Dealing with Prescribed Debt: Your Rights and What to Do
What is the Prescription of Debt?
Prescription of debt refers to the legal timeframe within which a debt can be enforced through legal means. In South Africa, the Prescription Act stipulates that the basic period of prescription is 30 years for a judgment of debt and 3 years for any other debt. After the prescribed period has passed, the debt is considered extinguished, and you cannot be forced to pay it.
Prescribed Debt vs. Debt Written Off:
It’s important not to confuse prescribed debt with “debt written off.” Credit providers may choose to write off a debt, but this does not eliminate their legal right to collect it. Prescribed debt, on the other hand, is completely extinguished and does not require payment.

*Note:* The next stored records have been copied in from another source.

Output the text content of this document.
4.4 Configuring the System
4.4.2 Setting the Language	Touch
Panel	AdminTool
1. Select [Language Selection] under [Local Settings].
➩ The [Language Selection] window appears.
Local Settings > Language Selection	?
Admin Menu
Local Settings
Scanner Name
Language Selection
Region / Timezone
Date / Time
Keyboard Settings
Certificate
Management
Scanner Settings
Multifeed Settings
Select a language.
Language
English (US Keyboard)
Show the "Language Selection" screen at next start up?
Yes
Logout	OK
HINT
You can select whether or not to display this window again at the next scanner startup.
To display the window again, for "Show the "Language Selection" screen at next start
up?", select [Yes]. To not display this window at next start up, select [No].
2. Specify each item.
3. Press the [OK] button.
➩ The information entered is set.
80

Dealing with calls from debt collectors
If you receive a call from a debt collector claiming you owe a debt that has prescribed, it’s important to know your rights. Read this article to understand what to do when faced with such a situation and how to protect yourself.
Receiving a phone call from a debt collector can be unsettling, especially when they demand payment for a debt you have no recollection of. In some cases, this could be an attempt by debt collectors to collect on a prescribed debt, using tactics to pressure you into making payments. Understanding your rights and knowing how to respond is crucial. This article will explain what prescription of debt means, how it affects you, and what steps to take if you receive such a call.
Tactics Used by Debt Collectors:
Debt collectors often employ deceptive tactics to collect prescribed debt. One common strategy is to request a small payment, such as R20.00, to “settle” the debt. However, any payment made, regardless of the amount, can restart the prescription period, making you liable for the full debt again. Similarly, any written acknowledgement of the debt also interrupts the prescription period.
What to Do When Contacted by a Debt Collector:
- Stay calm and don’t confirm or acknowledge the debt: If you believe the debt is older than 3 years and you haven’t made any payments or signed an acknowledgement in the last 3 years, avoid confirming or acknowledging anything over the phone.
- Refrain from making any payments: Making a payment, no matter how small, can restart the prescription period, reviving the debt and obligating you to pay it in full.
- Seek professional advice: If you’re unsure about the status of the debt or how to respond, it’s wise to consult with a legal expert or debt advisor before taking any action.